La voyant horrifiée, il tenta de l’apaiser :

« Nous n’avons rien à redouter d’un ennemi comme Mance Rayder.

— Il y a des choses plus ténébreuses, au-delà du Mur », murmura-t-elle en jetant par-dessus l’épaule un coup d’œil furtif à l’arbre-cœur. Du fond de leur masque blême, les yeux sanglants regardaient, écoutaient, méditaient leurs lentes pensées millénaires.

« Allons…, sourit-il gentiment, cesse de te repaître de ces contes à dormir debout ! Les Autres sont morts, aussi morts que les enfants de la forêt, morts depuis huit mille ans. Mestre Luwin te dira même qu’ils n’ont jamais existé. Aucun homme en vie n’en a jamais vu.

— Ni de loup-garou, je te signale, jusqu’à ce matin…

— Je devrais pourtant le savoir, qu’il ne faut pas discuter avec une Tully ! grimaça-t-il d’un air penaud, tout en replaçant Glace dans son fourreau. Mais tu n’es pas venue me chercher dans cet endroit que tu détestes, je le sais, pour me régaler de sornettes. Qu’y a-t-il, dame ?

— Nous avons reçu, dit-elle en lui prenant le bras, une nouvelle cruelle, aujourd’hui, messire. J’ai préféré ne pas t’en affliger avant ta toilette. » Puis, sans plus d’ambages, faute de pouvoir amortir le coup: « Navrée, mon amour, Jon Arryn est mort. »

Il plongea ses yeux dans les siens, et elle y lut toute la détresse qu’elle redoutait. Elevé, dans sa jeunesse, aux Eyrié, Ned avait, tout comme son co-pupille Robert Baratheon, trouvé en lord Arryn un second père d’autant plus affectueux que celui-ci n’avait pas d’enfants. Aussi, lorsque le roi Aerys II Targaryen s’était, en sa démence, avisé d’exiger leurs deux têtes, le sire des Eyrié avait-il, plutôt que de jamais obtempérer en se déshonorant, choisi la révolte et brandi ses bannières lune-et-faucon.

Au surplus, Ned et lui étaient, quinze ans auparavant, devenus frères en épousant le même jour, dans le septuaire de Vivesaigues, les ceux filles de lord Hoster Tully.

« Jon…, dit-il.
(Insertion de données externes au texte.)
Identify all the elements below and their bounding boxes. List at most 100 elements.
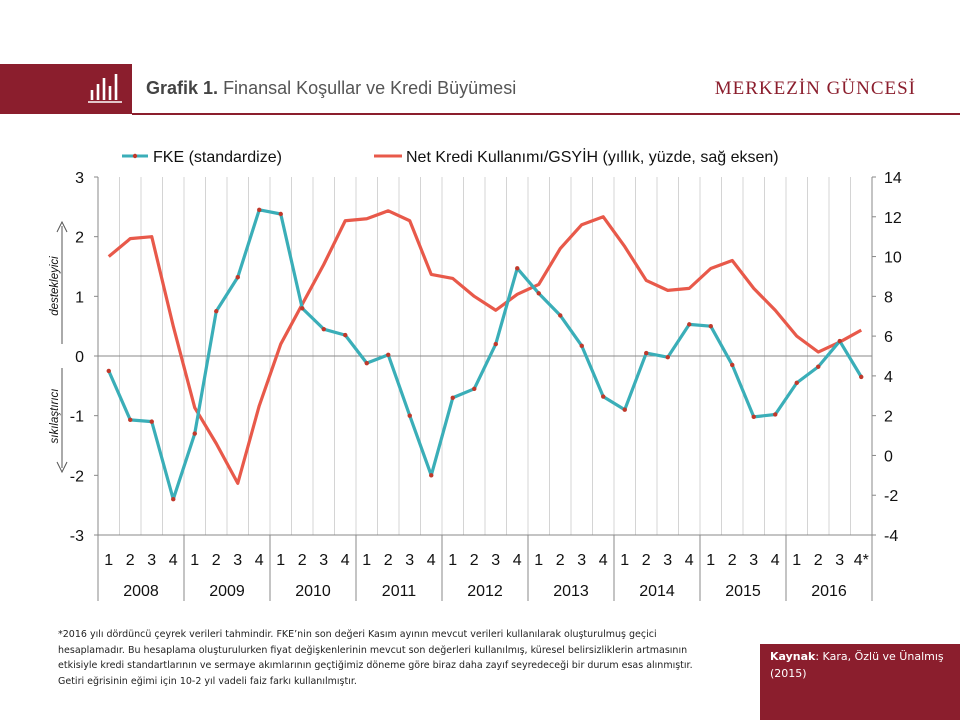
left-tick-label: 0 [75,349,84,366]
fke-point [493,341,498,347]
quarter-label: 2 [298,552,307,569]
fke-point [558,313,563,318]
quarter-label: 2 [126,552,135,569]
right-tick-label: 0 [884,448,893,465]
fke-point [794,380,799,386]
quarter-label: 1 [104,552,113,569]
right-tick-label: 4 [884,369,893,386]
quarter-label: 2 [384,552,393,569]
bar-chart-logo-icon [88,74,122,103]
quarter-label: 1 [190,552,199,569]
year-label: 2014 [639,583,675,600]
year-label: 2015 [725,583,761,600]
left-tick-label: 3 [75,170,84,187]
fke-point [171,497,176,502]
quarter-label: 2 [470,552,479,569]
header-divider [132,113,960,115]
quarter-label: 4 [599,552,608,569]
fke-point [106,368,111,374]
fke-point [364,360,369,366]
quarter-label: 3 [319,552,328,569]
fke-point [859,374,864,380]
quarter-label: 1 [448,552,457,569]
fke-point [343,332,348,338]
quarter-label: 1 [706,552,715,569]
quarter-label: 2 [814,552,823,569]
brand-name: MERKEZİN GÜNCESİ [714,78,916,99]
fke-point [149,419,154,424]
fke-point [386,352,391,358]
quarter-label: 4 [169,552,178,569]
fke-point [622,407,627,412]
quarter-label: 3 [147,552,156,569]
legend-fke-label: FKE (standardize) [153,149,282,166]
quarter-label: 4 [513,552,522,569]
right-tick-label: 8 [884,289,893,306]
year-label: 2016 [811,583,847,600]
quarter-label: 3 [405,552,414,569]
quarter-label: 3 [749,552,758,569]
quarter-label: 3 [577,552,586,569]
quarter-label: 4* [854,552,869,569]
quarter-label: 1 [534,552,543,569]
quarter-label: 2 [642,552,651,569]
quarter-label: 1 [362,552,371,569]
fke-point [214,309,219,314]
year-label: 2012 [467,583,503,600]
fke-point [429,473,434,478]
fke-point [816,364,821,369]
left-tick-label: -3 [70,528,84,545]
quarter-label: 4 [427,552,436,569]
fke-point [515,266,520,271]
right-tick-label: 6 [884,329,893,346]
down-arrow-icon [56,461,68,474]
source-box: Kaynak: Kara, Özlü ve Ünalmış (2015) [760,644,960,720]
left-tick-label: -1 [70,409,84,426]
quarter-label: 2 [212,552,221,569]
tightening-axis-label: sıkılaştırıcı [49,389,61,444]
fke-point [665,354,670,360]
year-label: 2011 [382,583,417,600]
fke-point [730,362,735,368]
source-text: : Kara, Özlü ve Ünalmış (2015) [770,650,944,680]
year-label: 2013 [553,583,589,600]
quarter-label: 1 [620,552,629,569]
title-number: Grafik 1. [146,78,219,98]
legend-fke-marker [132,153,138,159]
fke-point [278,211,283,217]
quarter-label: 1 [792,552,801,569]
up-arrow-icon [56,220,68,233]
support-axis-label: destekleyici [49,256,61,316]
quarter-label: 1 [276,552,285,569]
fke-point [536,291,541,296]
fke-point [472,386,477,392]
right-tick-label: 12 [884,210,902,227]
left-tick-label: 1 [75,289,84,306]
fke-point [708,323,713,329]
quarter-label: 3 [663,552,672,569]
fke-point [450,395,455,400]
quarter-label: 4 [771,552,780,569]
fke-point [192,431,197,436]
quarter-label: 4 [685,552,694,569]
right-tick-label: 2 [884,409,893,426]
right-tick-label: 14 [884,170,902,187]
quarter-label: 4 [341,552,350,569]
fke-series-line [107,208,863,501]
quarter-label: 2 [728,552,737,569]
fke-point [257,207,262,213]
fke-point [128,417,133,423]
fke-point [837,338,842,344]
quarter-label: 4 [255,552,264,569]
fke-point [235,275,240,280]
footnote: *2016 yılı dördüncü çeyrek verileri tahm… [58,629,693,687]
right-tick-label: -4 [884,528,898,545]
fke-point [300,306,305,311]
credit-series-line [107,209,863,485]
fke-point [321,326,326,332]
year-label: 2008 [123,583,159,600]
title-text: Finansal Koşullar ve Kredi Büyümesi [223,78,517,98]
year-label: 2009 [209,583,245,600]
quarter-label: 3 [491,552,500,569]
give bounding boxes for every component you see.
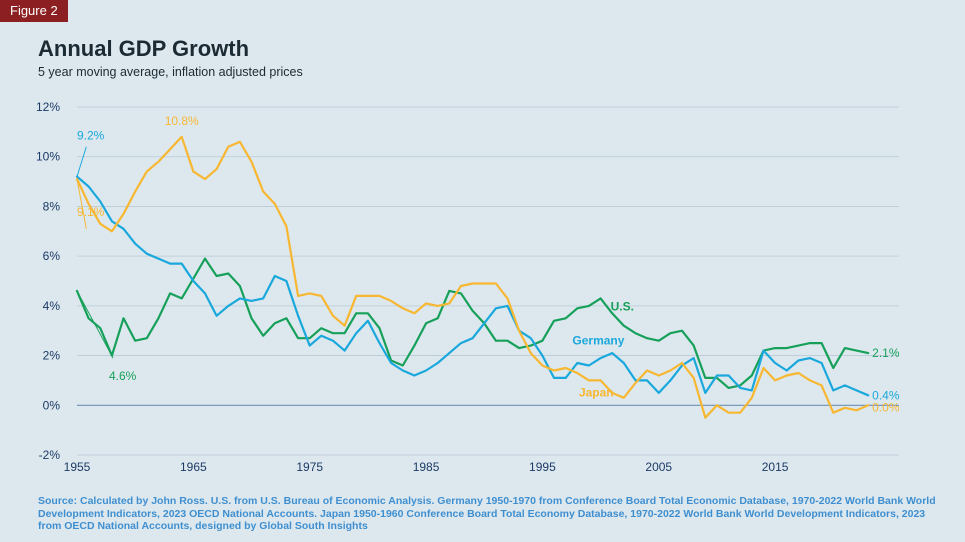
annotation-japan: Japan (579, 385, 614, 399)
annotation-japan: 10.8% (165, 114, 199, 128)
data-labels: 9.2% 9.1% 10.8% 4.6% 2.1% 0.4%0.0% U.S. Germany… (77, 114, 900, 414)
x-tick-label: 1955 (64, 460, 91, 474)
annotation-germany: Germany (572, 334, 624, 348)
x-tick-label: 1975 (296, 460, 323, 474)
figure-badge: Figure 2 (0, 0, 68, 22)
y-tick-label: 4% (43, 299, 61, 313)
series-line-japan (75, 135, 870, 419)
annotation-japan: 0.0% (872, 400, 900, 414)
x-tick-label: 1995 (529, 460, 556, 474)
y-tick-label: 2% (43, 349, 61, 363)
series-lines (75, 135, 870, 419)
annotation-us: 4.6% (109, 369, 137, 383)
y-tick-label: 12% (36, 100, 60, 114)
series-line-us (75, 257, 870, 389)
annotation-us: 2.1% (872, 346, 900, 360)
leader-line-germany (76, 146, 87, 177)
x-tick-label: 2005 (645, 460, 672, 474)
y-tick-label: 0% (43, 398, 61, 412)
annotation-germany: 9.2% (77, 129, 105, 143)
x-tick-label: 1965 (180, 460, 207, 474)
y-tick-label: 8% (43, 199, 61, 213)
annotation-leader-lines (76, 146, 114, 359)
series-line-germany (75, 175, 870, 397)
annotation-japan: 9.1% (77, 205, 105, 219)
leader-line-japan (76, 178, 87, 229)
x-tick-label: 1985 (413, 460, 440, 474)
chart-title: Annual GDP Growth (38, 36, 250, 61)
chart-subtitle: 5 year moving average, inflation adjuste… (38, 65, 303, 79)
x-axis-ticks: 1955 1965 1975 1985 1995 2005 2015 (64, 460, 789, 474)
annotation-us: U.S. (611, 299, 634, 313)
annotation-germany: 0.4% (872, 388, 900, 402)
y-tick-label: 6% (43, 249, 61, 263)
y-tick-label: -2% (39, 448, 61, 462)
grid-lines (77, 106, 899, 456)
x-tick-label: 2015 (762, 460, 789, 474)
source-note: Source: Calculated by John Ross. U.S. fr… (38, 495, 936, 532)
y-axis-ticks: -2% 0% 2% 4% 6% 8% 10% 12% (36, 100, 60, 462)
y-tick-label: 10% (36, 150, 60, 164)
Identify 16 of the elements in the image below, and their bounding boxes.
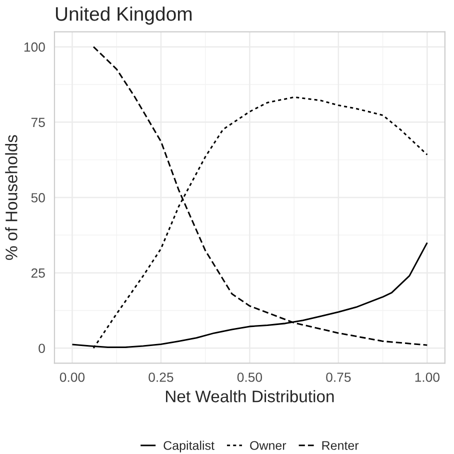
y-tick-label: 75 bbox=[31, 118, 45, 128]
y-tick-label: 25 bbox=[31, 268, 45, 278]
y-tick-label: 100 bbox=[24, 42, 45, 52]
y-tick-label: 0 bbox=[38, 344, 45, 354]
x-tick-label: 0.50 bbox=[237, 372, 262, 382]
x-tick-label: 0.00 bbox=[60, 372, 85, 382]
y-axis-title: % of Households bbox=[5, 135, 18, 260]
legend-label: Owner bbox=[250, 441, 286, 450]
x-tick-label: 1.00 bbox=[415, 372, 440, 382]
y-tick-label: 50 bbox=[31, 193, 45, 202]
chart-title: United Kingdom bbox=[56, 6, 192, 25]
legend-label: Capitalist bbox=[164, 440, 214, 452]
x-axis-title: Net Wealth Distribution bbox=[166, 390, 334, 402]
legend-label: Renter bbox=[322, 441, 359, 450]
x-tick-label: 0.75 bbox=[326, 372, 351, 382]
x-tick-label: 0.25 bbox=[148, 372, 174, 382]
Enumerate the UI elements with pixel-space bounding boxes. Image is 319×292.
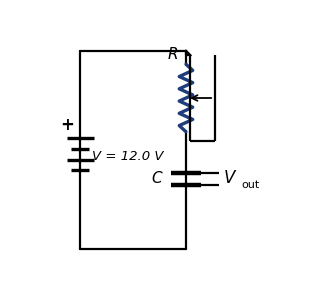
Text: V = 12.0 V: V = 12.0 V [92,150,163,163]
Text: R: R [167,47,178,62]
Text: C: C [152,171,162,186]
Text: out: out [241,180,259,190]
Text: +: + [60,116,74,134]
Text: V: V [224,169,235,187]
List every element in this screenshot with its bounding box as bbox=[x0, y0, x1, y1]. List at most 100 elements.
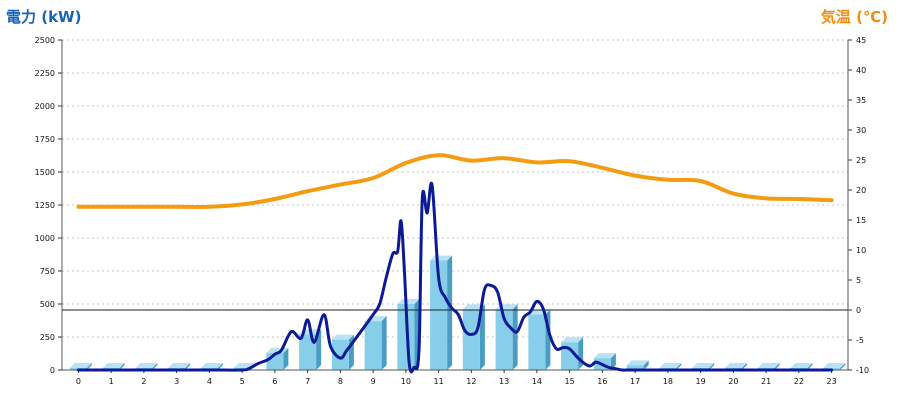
temperature-line bbox=[76, 153, 834, 209]
power-line bbox=[76, 181, 834, 374]
bar bbox=[430, 260, 448, 370]
bar-top bbox=[659, 363, 682, 369]
bar-side bbox=[807, 363, 813, 370]
bar-top bbox=[462, 304, 485, 310]
bar-side bbox=[217, 363, 223, 370]
axis-layer: 02505007501000125015001750200022502500-1… bbox=[35, 36, 869, 386]
bar-top bbox=[626, 360, 649, 366]
x-tick-label: 15 bbox=[565, 377, 575, 386]
left-tick-label: 750 bbox=[40, 267, 55, 276]
grid-layer bbox=[62, 39, 848, 338]
bar-top bbox=[331, 334, 354, 340]
x-tick-label: 19 bbox=[696, 377, 706, 386]
bar-top bbox=[724, 363, 747, 369]
bar-top bbox=[102, 363, 125, 369]
x-tick-label: 22 bbox=[794, 377, 804, 386]
right-axis-title: 気温 (℃) bbox=[820, 8, 888, 26]
right-tick-label: 10 bbox=[856, 246, 866, 255]
x-tick-label: 23 bbox=[827, 377, 837, 386]
x-tick-label: 21 bbox=[761, 377, 771, 386]
left-tick-label: 2250 bbox=[35, 69, 55, 78]
bar-side bbox=[774, 363, 780, 370]
bar-top bbox=[692, 363, 715, 369]
bar-side bbox=[152, 363, 158, 370]
bar-top bbox=[200, 363, 223, 369]
x-tick-label: 16 bbox=[597, 377, 607, 386]
bar-side bbox=[512, 304, 518, 370]
bar-side bbox=[643, 360, 649, 370]
right-tick-label: 20 bbox=[856, 186, 866, 195]
bar-top bbox=[69, 363, 92, 369]
right-tick-label: 40 bbox=[856, 66, 866, 75]
bar-side bbox=[283, 347, 289, 370]
bar bbox=[397, 304, 415, 370]
x-tick-label: 18 bbox=[663, 377, 673, 386]
x-tick-label: 11 bbox=[434, 377, 444, 386]
bar-top bbox=[397, 299, 420, 304]
bar-side bbox=[676, 363, 682, 370]
right-tick-label: -5 bbox=[856, 336, 864, 345]
bar-side bbox=[447, 255, 453, 370]
left-tick-label: 1500 bbox=[35, 168, 55, 177]
bar bbox=[364, 321, 382, 370]
x-tick-label: 0 bbox=[76, 377, 81, 386]
left-axis-title: 電力 (kW) bbox=[6, 8, 82, 26]
right-tick-label: -10 bbox=[856, 366, 869, 375]
bar bbox=[299, 334, 317, 370]
line-layer bbox=[76, 153, 834, 374]
bar-side bbox=[185, 363, 191, 370]
x-tick-label: 3 bbox=[174, 377, 179, 386]
bar-side bbox=[86, 363, 92, 370]
bar-top bbox=[757, 363, 780, 369]
x-tick-label: 2 bbox=[141, 377, 146, 386]
bar-top bbox=[823, 363, 846, 369]
bar bbox=[561, 342, 579, 370]
x-tick-label: 1 bbox=[109, 377, 114, 386]
x-tick-label: 20 bbox=[728, 377, 738, 386]
x-tick-label: 14 bbox=[532, 377, 542, 386]
left-tick-label: 0 bbox=[50, 366, 55, 375]
bar-side bbox=[578, 337, 584, 370]
right-tick-label: 35 bbox=[856, 96, 866, 105]
x-tick-label: 13 bbox=[499, 377, 509, 386]
bar-side bbox=[479, 304, 485, 370]
left-tick-label: 1000 bbox=[35, 234, 55, 243]
x-tick-label: 10 bbox=[401, 377, 411, 386]
x-tick-label: 7 bbox=[305, 377, 310, 386]
bar-side bbox=[741, 363, 747, 370]
bar-side bbox=[709, 363, 715, 370]
bar-top bbox=[593, 353, 616, 359]
bar-top bbox=[561, 337, 584, 343]
bar bbox=[626, 365, 644, 370]
bar bbox=[528, 314, 546, 370]
right-tick-label: 25 bbox=[856, 156, 866, 165]
bar bbox=[462, 309, 480, 370]
left-tick-label: 500 bbox=[40, 300, 55, 309]
left-tick-label: 250 bbox=[40, 333, 55, 342]
bar-top bbox=[135, 363, 158, 369]
x-tick-label: 12 bbox=[466, 377, 476, 386]
left-tick-label: 1750 bbox=[35, 135, 55, 144]
left-tick-label: 1250 bbox=[35, 201, 55, 210]
x-tick-label: 17 bbox=[630, 377, 640, 386]
bar-side bbox=[119, 363, 125, 370]
right-tick-label: 5 bbox=[856, 276, 861, 285]
left-tick-label: 2000 bbox=[35, 102, 55, 111]
right-tick-label: 30 bbox=[856, 126, 866, 135]
x-tick-label: 5 bbox=[240, 377, 245, 386]
bar-side bbox=[316, 329, 322, 370]
bar-side bbox=[840, 363, 846, 370]
x-tick-label: 8 bbox=[338, 377, 343, 386]
bar bbox=[331, 339, 349, 370]
bar-side bbox=[381, 316, 387, 370]
right-tick-label: 0 bbox=[856, 306, 861, 315]
x-tick-label: 9 bbox=[371, 377, 376, 386]
bar-top bbox=[790, 363, 813, 369]
bar-side bbox=[610, 353, 616, 370]
bar-top bbox=[168, 363, 191, 369]
x-tick-label: 6 bbox=[272, 377, 277, 386]
x-tick-label: 4 bbox=[207, 377, 212, 386]
left-tick-label: 2500 bbox=[35, 36, 55, 45]
right-tick-label: 15 bbox=[856, 216, 866, 225]
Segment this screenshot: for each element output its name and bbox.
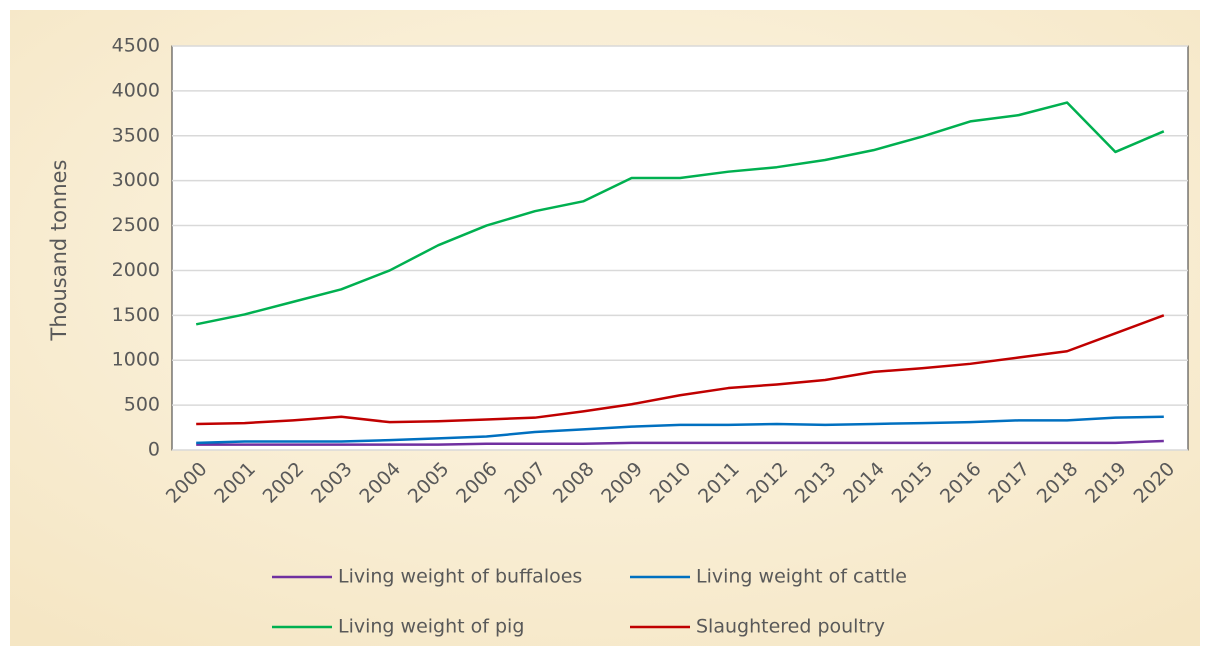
legend-label: Living weight of buffaloes bbox=[338, 566, 582, 588]
y-tick-label: 500 bbox=[124, 394, 160, 416]
legend-label: Slaughtered poultry bbox=[696, 616, 885, 638]
legend-label: Living weight of pig bbox=[338, 616, 524, 638]
data-line bbox=[195, 101, 1165, 326]
legend-label: Living weight of cattle bbox=[696, 566, 907, 588]
y-tick-label: 3500 bbox=[112, 124, 160, 146]
y-axis-label: Thousand tonnes bbox=[47, 160, 71, 342]
y-tick-label: 0 bbox=[148, 439, 160, 461]
data-line bbox=[196, 439, 1164, 446]
data-line bbox=[196, 415, 1164, 445]
y-tick-label: 2000 bbox=[112, 259, 160, 281]
y-tick-label: 1000 bbox=[112, 349, 160, 371]
y-tick-label: 1500 bbox=[112, 304, 160, 326]
y-tick-label: 2500 bbox=[112, 214, 160, 236]
data-line bbox=[196, 314, 1165, 426]
y-tick-label: 4000 bbox=[112, 79, 160, 101]
plot-area bbox=[171, 45, 1189, 451]
y-tick-label: 3000 bbox=[112, 169, 160, 191]
y-tick-label: 4500 bbox=[112, 35, 160, 57]
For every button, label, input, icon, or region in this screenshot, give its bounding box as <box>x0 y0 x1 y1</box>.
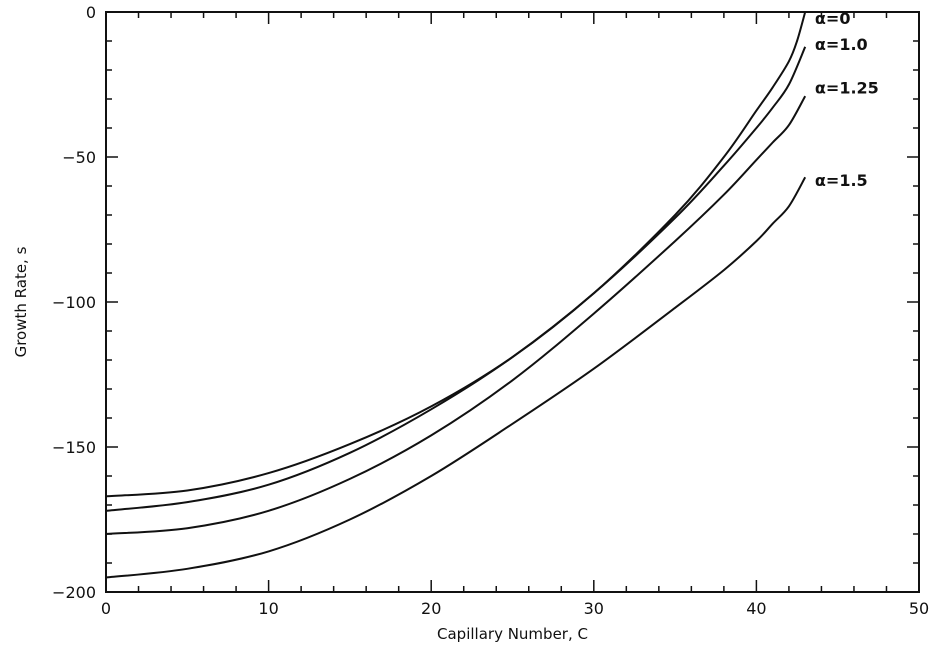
plot-frame <box>105 11 920 593</box>
y-tick-label: −100 <box>52 293 96 312</box>
y-tick-label: 0 <box>86 3 96 22</box>
series-curves <box>105 11 807 579</box>
x-tick-label: 50 <box>909 599 929 618</box>
series-line-0 <box>105 11 807 498</box>
series-line-1 <box>105 46 807 512</box>
series-labels: α=0 α=1.0 α=1.25 α=1.5 <box>815 9 879 190</box>
series-label-3: α=1.5 <box>815 171 868 190</box>
series-line-2 <box>105 95 807 535</box>
x-tick-label: 10 <box>258 599 278 618</box>
y-tick-label: −150 <box>52 438 96 457</box>
x-tick-label: 40 <box>746 599 766 618</box>
x-tick-label: 30 <box>584 599 604 618</box>
axis-ticks <box>105 11 920 593</box>
series-label-1: α=1.0 <box>815 35 868 54</box>
series-label-0: α=0 <box>815 9 851 28</box>
y-tick-label: −50 <box>62 148 96 167</box>
series-line-3 <box>105 176 807 579</box>
x-tick-label: 0 <box>101 599 111 618</box>
x-axis-label: Capillary Number, C <box>437 625 588 643</box>
tick-labels: 0 10 20 30 40 50 0 −50 −100 −150 −200 <box>52 3 929 618</box>
series-label-2: α=1.25 <box>815 78 879 97</box>
y-tick-label: −200 <box>52 583 96 602</box>
y-axis-label: Growth Rate, s <box>12 246 30 357</box>
x-tick-label: 20 <box>421 599 441 618</box>
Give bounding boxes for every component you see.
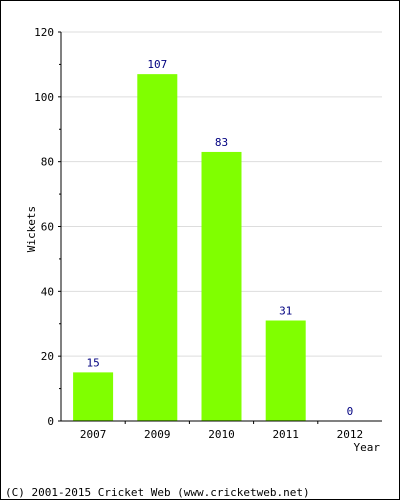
bar-2009 bbox=[137, 74, 178, 422]
y-tick-label: 80 bbox=[41, 156, 54, 169]
y-tick-label: 60 bbox=[41, 221, 54, 234]
bar-2011 bbox=[265, 320, 306, 421]
axes bbox=[58, 31, 382, 424]
copyright-footer: (C) 2001-2015 Cricket Web (www.cricketwe… bbox=[5, 486, 310, 499]
x-axis-title: Year bbox=[354, 441, 381, 454]
y-tick-label: 120 bbox=[34, 26, 54, 39]
data-labels: 15 107 83 31 0 bbox=[86, 58, 353, 418]
y-axis-title: Wickets bbox=[25, 206, 38, 252]
x-tick-labels: 2007 2009 2010 2011 2012 bbox=[80, 428, 363, 441]
bar-2010 bbox=[201, 151, 242, 422]
x-tick-label: 2012 bbox=[337, 428, 364, 441]
data-label-2011: 31 bbox=[279, 305, 292, 318]
y-tick-labels: 0 20 40 60 80 100 120 bbox=[34, 26, 54, 428]
x-tick-label: 2011 bbox=[272, 428, 299, 441]
y-tick-label: 20 bbox=[41, 350, 54, 363]
y-tick-label: 100 bbox=[34, 91, 54, 104]
y-tick-label: 40 bbox=[41, 285, 54, 298]
bars bbox=[73, 74, 306, 422]
bar-2007 bbox=[73, 372, 114, 421]
data-label-2010: 83 bbox=[215, 136, 228, 149]
y-tick-label: 0 bbox=[47, 415, 54, 428]
x-tick-label: 2010 bbox=[208, 428, 235, 441]
data-label-2007: 15 bbox=[86, 356, 99, 369]
x-tick-label: 2007 bbox=[80, 428, 107, 441]
data-label-2009: 107 bbox=[147, 58, 167, 71]
data-label-2012: 0 bbox=[347, 405, 354, 418]
x-tick-label: 2009 bbox=[144, 428, 171, 441]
Rien prouve-t-il cette nouvelle ?

— Le sceau royal. Et la lettre, de la main même de Robert. Il écrit, tu verras, que tout s’est passé très vite. Mestre Pycelle en personne n’a pu le sauver. Juste lui faire absorber du lait de pavot pour le préserver de souffrances interminables.

— Piètre consolation », marmonna-t-il. Le chagrin marquait tous ses traits. Néanmoins, sa première pensée fut pour Catelyn : « Ta sœur, reprit-il, et leur fils, la lettre les mentionne ?

— Seulement pour dire qu’ils vont bien et qu’ils ont regagné les Eyrié. J’aurais mieux aimé Vivesaigues. Cette forteresse perchée en plein désert était idéale pour lui, pas pour elle qui, dans chaque pierre, l’y retrouvera. Telle que je la connais, ma sœur a besoin d’être entourée de parents et d’amis.

— Mais ton oncle ? Il sert bien dans le Val, si je ne me trompe ? On m’a dit que Jon l’avait nommé chevalier de la Porte…

— Oui, dit-elle en hochant la tête, Brynden fera de son mieux pour les aider, elle et son fils. C’est un réconfort. Toutefois…

— Va la rejoindre, conseilla Ned. Emmène les enfants, remplissez sa demeure de cris et de rires. Il faut des compagnons à son fils, et à elle quelqu’un qui partage son deuil.

— Que ne le puis-je ! répondit-elle. La lettre annonce autre chose. Le roi est en route pour Winterfell. »

Après un moment de stupeur qui lui dérobait jusqu’au sens des mots, le regard de Ned s’éclaira : « Tu veux dire que Robert vient… ici ? », et quand elle eut acquiescé d’un signe, un large sourire détendit ses traits.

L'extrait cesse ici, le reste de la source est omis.